OK, but why should anyone outside of Wisconsin care about this? Here's why: the voting in Wisconsin this spring "will be the first national test of the possibility of democracy in the Citizens United era," writes Ruth Conniff of the Madison-based magazine The Progressive, referring to the historic Supreme Court ruling that allowed unlimited spending on polticial campaigns. If conservatives succeed in breaking public unions in Wisconsin, they will try the same thing everywhere, with mind-blowing seriousness. Already by this February, Walker, taking advantage of a loophole that allows donors to recall targets to blow through the state's $10,000 contribution cap, had raised an astonishing $12.2 million dollars; then, by April, he had added $13.2 million more.
That's about twenty-five bucks for every Wisconsinite who casts a vote for a Republican in a typical off-year election – although, of course, most of that money does not come from Wisconsinites but from corporate titans and movement conservatives for whom, as per usual on the right, Walker's law-skirting brazenness has made him a hero, not a pariah. For over a year now he's been touring the nation, seeing their favors, explaining his plans to "make big, fundamental, permanent structural changes" to the shape of governing in America. Bob Perry, chief funder of "Swift Boat Veterans for Truth” (you can read about Perry's Top 40 donors, all of whom have given more than $100,000, here) Amway's Rich Devos, and my BFF Sheldon Adelson, have all given $250,000. And though the Koch family have kept their fingerprints off the effort by not donating any money to Walker directly, attendees at their annual summits where they steer donors to their favorite right-wing causes have given $1.3 million. (Hilariously, Walker last year thanked a prank caller pretending to be David Koch for his support in "getting our freedoms back"). Forty-two percent of Walker’s donations have been plowed right back into direct-mail pieces imploring humble citizens to help Walker out in his fight against the "big labor bosses" and their "unstoppable" national juggernaut.

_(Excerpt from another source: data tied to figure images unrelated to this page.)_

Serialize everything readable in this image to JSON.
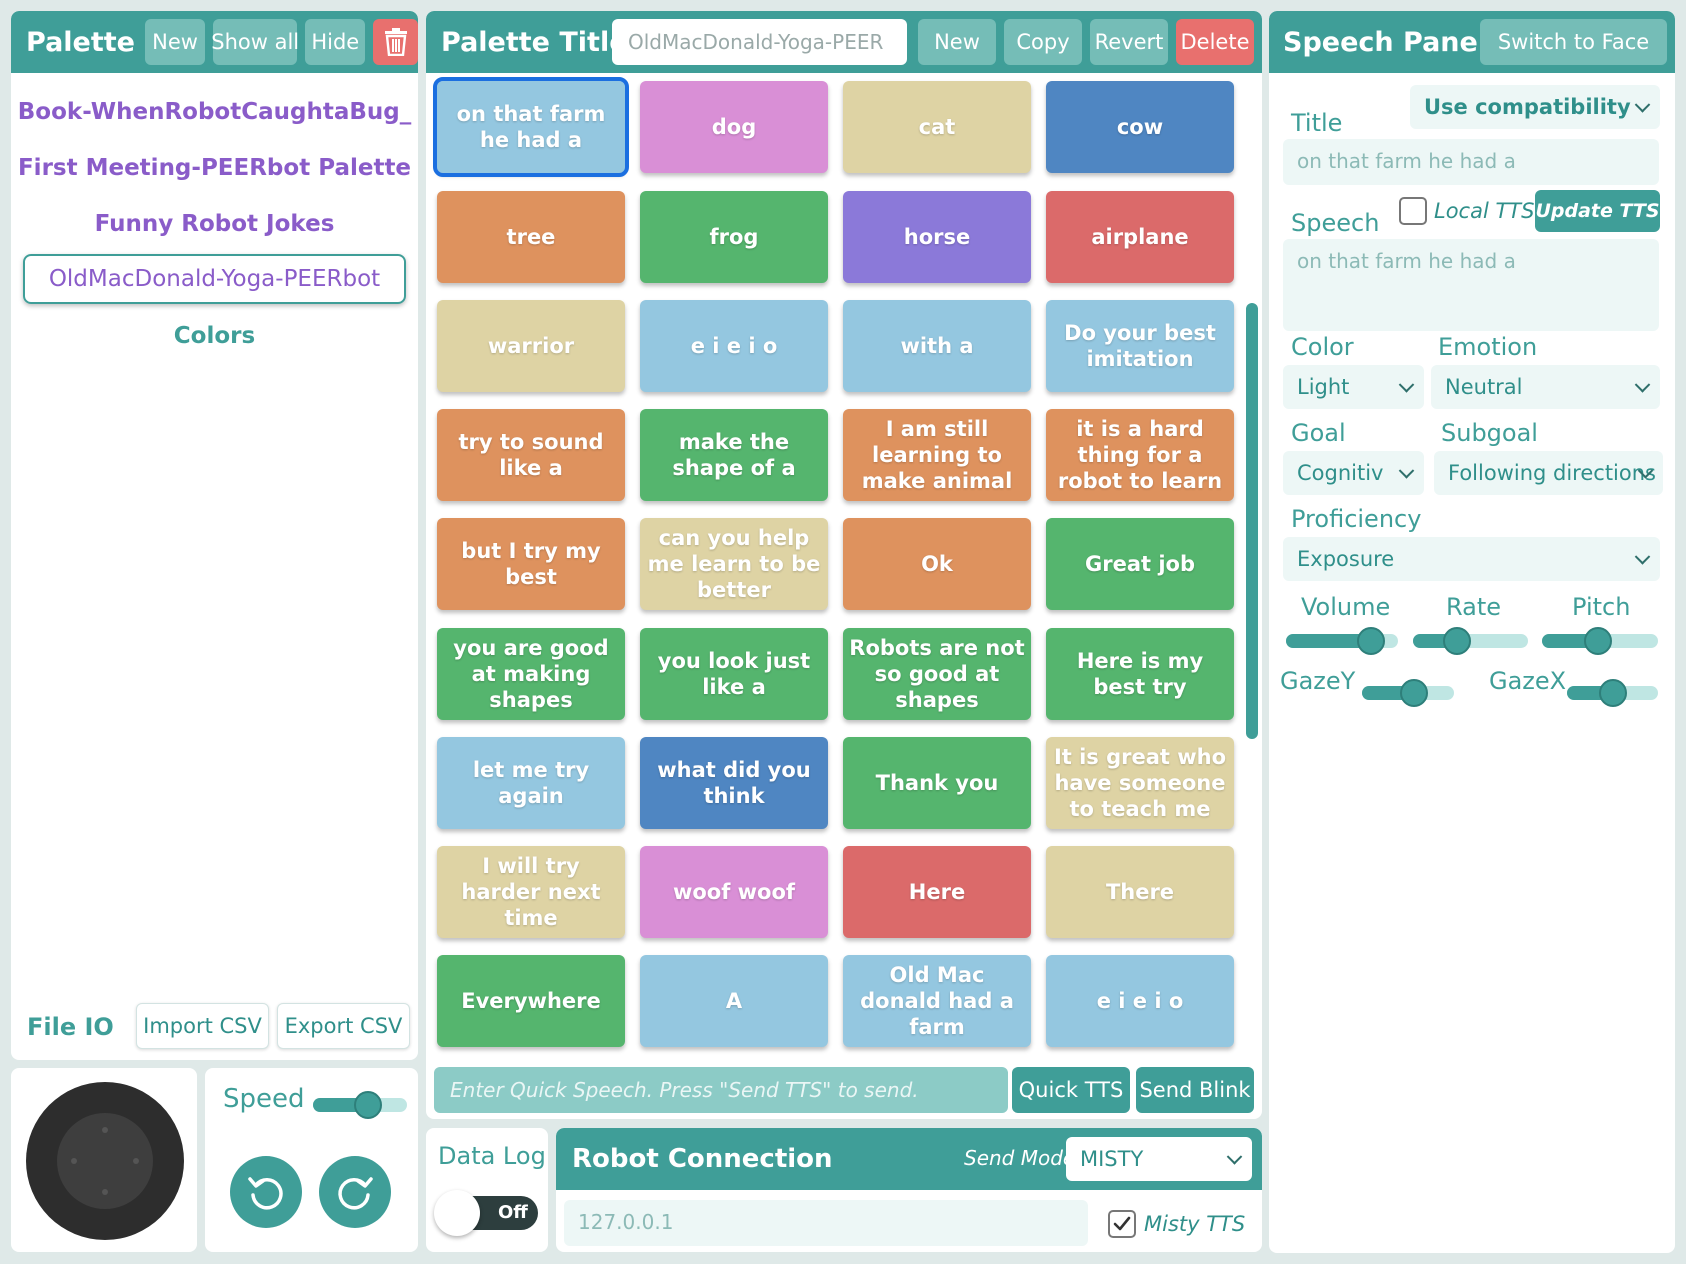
{
  "palette": {
    "title": "Palette",
    "new_label": "New",
    "show_all_label": "Show all",
    "hide_label": "Hide",
    "items": [
      "Book-WhenRobotCaughtaBug_",
      "First Meeting-PEERbot Palette",
      "Funny Robot Jokes",
      "OldMacDonald-Yoga-PEERbot",
      "Colors"
    ],
    "file_io_label": "File IO",
    "import_label": "Import CSV",
    "export_label": "Export CSV"
  },
  "editor": {
    "title_label": "Palette Title:",
    "title_value": "OldMacDonald-Yoga-PEER",
    "new_label": "New",
    "copy_label": "Copy",
    "revert_label": "Revert",
    "delete_label": "Delete",
    "tiles": [
      {
        "text": "on that farm he had a",
        "color": "#94c7e0"
      },
      {
        "text": "dog",
        "color": "#d98fd6"
      },
      {
        "text": "cat",
        "color": "#ded3a4"
      },
      {
        "text": "cow",
        "color": "#4f86c2"
      },
      {
        "text": "tree",
        "color": "#de925e"
      },
      {
        "text": "frog",
        "color": "#55b56e"
      },
      {
        "text": "horse",
        "color": "#8b79d9"
      },
      {
        "text": "airplane",
        "color": "#db6a6a"
      },
      {
        "text": "warrior",
        "color": "#ded3a4"
      },
      {
        "text": "e i e i o",
        "color": "#94c7e0"
      },
      {
        "text": "with a",
        "color": "#94c7e0"
      },
      {
        "text": "Do your best imitation",
        "color": "#94c7e0"
      },
      {
        "text": "try to sound like a",
        "color": "#de925e"
      },
      {
        "text": "make the shape of a",
        "color": "#55b56e"
      },
      {
        "text": "I am still learning to make animal",
        "color": "#de925e"
      },
      {
        "text": "it is a hard thing for a robot to learn",
        "color": "#de925e"
      },
      {
        "text": "but I try my best",
        "color": "#de925e"
      },
      {
        "text": "can you help me learn to be better",
        "color": "#ded3a4"
      },
      {
        "text": "Ok",
        "color": "#de925e"
      },
      {
        "text": "Great job",
        "color": "#55b56e"
      },
      {
        "text": "you are good at making shapes",
        "color": "#55b56e"
      },
      {
        "text": "you look just like a",
        "color": "#55b56e"
      },
      {
        "text": "Robots are not so good at shapes",
        "color": "#55b56e"
      },
      {
        "text": "Here is my best try",
        "color": "#55b56e"
      },
      {
        "text": "let me try again",
        "color": "#94c7e0"
      },
      {
        "text": "what did you think",
        "color": "#4f86c2"
      },
      {
        "text": "Thank you",
        "color": "#55b56e"
      },
      {
        "text": "It is great who have someone to teach me",
        "color": "#ded3a4"
      },
      {
        "text": "I will try harder next time",
        "color": "#ded3a4"
      },
      {
        "text": "woof woof",
        "color": "#d98fd6"
      },
      {
        "text": "Here",
        "color": "#db6a6a"
      },
      {
        "text": "There",
        "color": "#ded3a4"
      },
      {
        "text": "Everywhere",
        "color": "#55b56e"
      },
      {
        "text": "A",
        "color": "#94c7e0"
      },
      {
        "text": "Old Mac donald had a farm",
        "color": "#94c7e0"
      },
      {
        "text": "e i e i o",
        "color": "#94c7e0"
      }
    ],
    "quick_placeholder": "Enter Quick Speech. Press \"Send TTS\" to send.",
    "quick_tts_label": "Quick TTS",
    "send_blink_label": "Send Blink"
  },
  "speech": {
    "title": "Speech Panel",
    "switch_label": "Switch to Face",
    "compat_value": "Use compatibility",
    "title_label": "Title",
    "title_value": "on that farm he had a",
    "speech_label": "Speech",
    "local_tts_label": "Local TTS",
    "local_tts_checked": false,
    "update_tts_label": "Update TTS",
    "speech_value": "on that farm he had a",
    "color_label": "Color",
    "color_value": "Light",
    "emotion_label": "Emotion",
    "emotion_value": "Neutral",
    "goal_label": "Goal",
    "goal_value": "Cognitiv",
    "subgoal_label": "Subgoal",
    "subgoal_value": "Following directions",
    "proficiency_label": "Proficiency",
    "proficiency_value": "Exposure",
    "volume_label": "Volume",
    "volume_level": 0.85,
    "rate_label": "Rate",
    "rate_level": 0.35,
    "pitch_label": "Pitch",
    "pitch_level": 0.48,
    "gazey_label": "GazeY",
    "gazey_level": 0.6,
    "gazex_label": "GazeX",
    "gazex_level": 0.5
  },
  "controls": {
    "speed_label": "Speed",
    "speed_level": 0.62,
    "data_log_label": "Data Log",
    "data_log_state": "Off",
    "robot_connection_label": "Robot Connection",
    "send_mode_label": "Send Mode",
    "send_mode_value": "MISTY",
    "ip_value": "127.0.0.1",
    "misty_tts_label": "Misty TTS",
    "misty_tts_checked": true
  },
  "colors": {
    "accent": "#3f9e98",
    "palette_link": "#8a5cc9",
    "delete": "#e8706e"
  }
}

In actual fact, those would be the big labor bosses whose candidate was abandoned by the Wisconsin Democratic establishment. And also in actual fact the entire Democratic field have together raised $2 million in the last three months in direct contributions to Scott Walker's $13.2 million.
So, $25 per vote from reactionary out-of-state donors versus three bucks and one million petition signatures from regular old Wisconsinites: which one of them will prevail in June will tell us what American democracy will look like – if it will look like democracy at all. It's like one of those posters I saw in Madison last year said. It quoted the Gettysburg Address: "Now we are engaged in a great civil war testing whether that nation, or any nation so conceived or so dedicated can long endure. We are met on a great battlefield of that war." The picket sign added: "MADISON is that battlefield."